Trump may simply adopt the main features of JCPOA in order to a quick deal. A senior administration U.S. official said: “Iran would be eager to jump back into something like JCPOA.” The key irritant, however, is Iran’s nuclear program. It dominated the first round of talks, and it will be at the heart of the second round as well. Iran is adamant about continuing to harness nuclear technology for agriculture, energy, industry, and medicine. It maintains that the Nuclear Non-Proliferation Treaty allows for the peaceful use of nuclear technology. The Trump administration, however, wants to stop Iran from being able to produce a nuclear weapon. But this leaves the door ajar to civilian use of nuclear technology under a UN monitoring system as was the case in JCPOA. Iran may accept this position.

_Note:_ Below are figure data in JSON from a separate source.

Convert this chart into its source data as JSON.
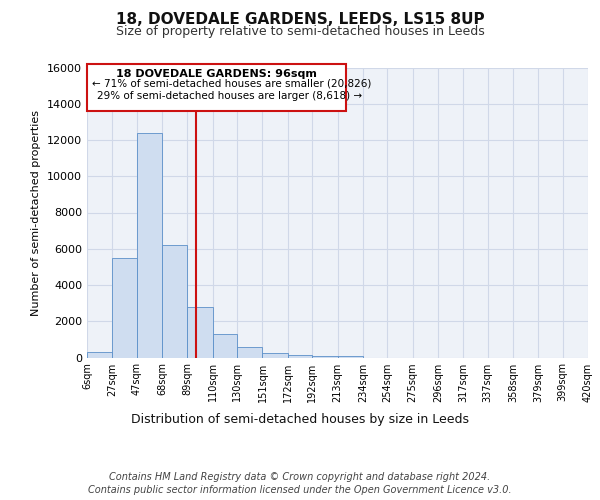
{
  "title1": "18, DOVEDALE GARDENS, LEEDS, LS15 8UP",
  "title2": "Size of property relative to semi-detached houses in Leeds",
  "xlabel": "Distribution of semi-detached houses by size in Leeds",
  "ylabel": "Number of semi-detached properties",
  "footer1": "Contains HM Land Registry data © Crown copyright and database right 2024.",
  "footer2": "Contains public sector information licensed under the Open Government Licence v3.0.",
  "annotation_title": "18 DOVEDALE GARDENS: 96sqm",
  "annotation_line1": "← 71% of semi-detached houses are smaller (20,826)",
  "annotation_line2": "29% of semi-detached houses are larger (8,618) →",
  "bin_labels": [
    "6sqm",
    "27sqm",
    "47sqm",
    "68sqm",
    "89sqm",
    "110sqm",
    "130sqm",
    "151sqm",
    "172sqm",
    "192sqm",
    "213sqm",
    "234sqm",
    "254sqm",
    "275sqm",
    "296sqm",
    "317sqm",
    "337sqm",
    "358sqm",
    "379sqm",
    "399sqm",
    "420sqm"
  ],
  "bin_edges": [
    6,
    27,
    47,
    68,
    89,
    110,
    130,
    151,
    172,
    192,
    213,
    234,
    254,
    275,
    296,
    317,
    337,
    358,
    379,
    399,
    420
  ],
  "bar_heights": [
    280,
    5500,
    12400,
    6200,
    2800,
    1300,
    600,
    250,
    160,
    100,
    100,
    0,
    0,
    0,
    0,
    0,
    0,
    0,
    0,
    0
  ],
  "bar_color": "#cfddf0",
  "bar_edge_color": "#5b8fc9",
  "grid_color": "#d0d8e8",
  "bg_color": "#eef2f8",
  "property_line_x": 96,
  "property_line_color": "#cc1111",
  "annotation_box_edge": "#cc1111",
  "ylim": [
    0,
    16000
  ],
  "yticks": [
    0,
    2000,
    4000,
    6000,
    8000,
    10000,
    12000,
    14000,
    16000
  ]
}
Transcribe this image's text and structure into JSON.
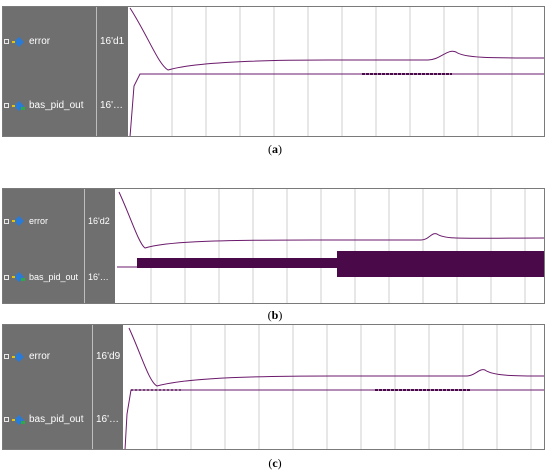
{
  "panels": [
    {
      "id": "a",
      "signals": [
        {
          "name": "error",
          "value": "16'd1",
          "icon": "signal-icon"
        },
        {
          "name": "bas_pid_out",
          "value": "16'…",
          "icon": "signal-icon"
        }
      ],
      "caption": "a",
      "pid_out_pattern": "thin-line"
    },
    {
      "id": "b",
      "signals": [
        {
          "name": "error",
          "value": "16'd2",
          "icon": "signal-icon"
        },
        {
          "name": "bas_pid_out",
          "value": "16'…",
          "icon": "signal-icon"
        }
      ],
      "caption": "b",
      "pid_out_pattern": "dense-toggling"
    },
    {
      "id": "c",
      "signals": [
        {
          "name": "error",
          "value": "16'd9",
          "icon": "signal-icon"
        },
        {
          "name": "bas_pid_out",
          "value": "16'…",
          "icon": "signal-icon"
        }
      ],
      "caption": "c",
      "pid_out_pattern": "thin-line"
    }
  ],
  "colors": {
    "waveform": "#6b1a6b",
    "dense_fill": "#4a0a4a",
    "signal_panel": "#6f6f6f",
    "grid": "#cfcfcf",
    "icon_blue": "#2a7bd8",
    "icon_yellow": "#e9c300",
    "icon_green": "#2ea84a"
  }
}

Iran’s economy, battered by retributive sanctions, needs to come out of the shadows. Iran and its people deserve to live in a normal country. President Trump goes even further to say: “I want Iran to be a wonderful, great, happy country, but they can’t have a nuclear weapon.” Iran has always accepted this condition for lifting economic sanctions, and President Masoud Pezeshkian seems determined to see this deal through.
Those who dismiss Iran’s elected leadership as mere figureheads, with religious authorities holding the real power, should think again. The hard-liners who adhere to the religious authorities’ conservatism believe that the current talks are just a ruse to render Iran defenseless. But the reformist leadership under President Pezeshkian, who defeated hardline conservative Saeed Jalili, a former nuclear negotiator, has successfully convinced religious authorities to negotiate a deal with the United States. But much depends on Trump and his ability to restrain Israel from preemptively attacking Iran’s nuclear facilities.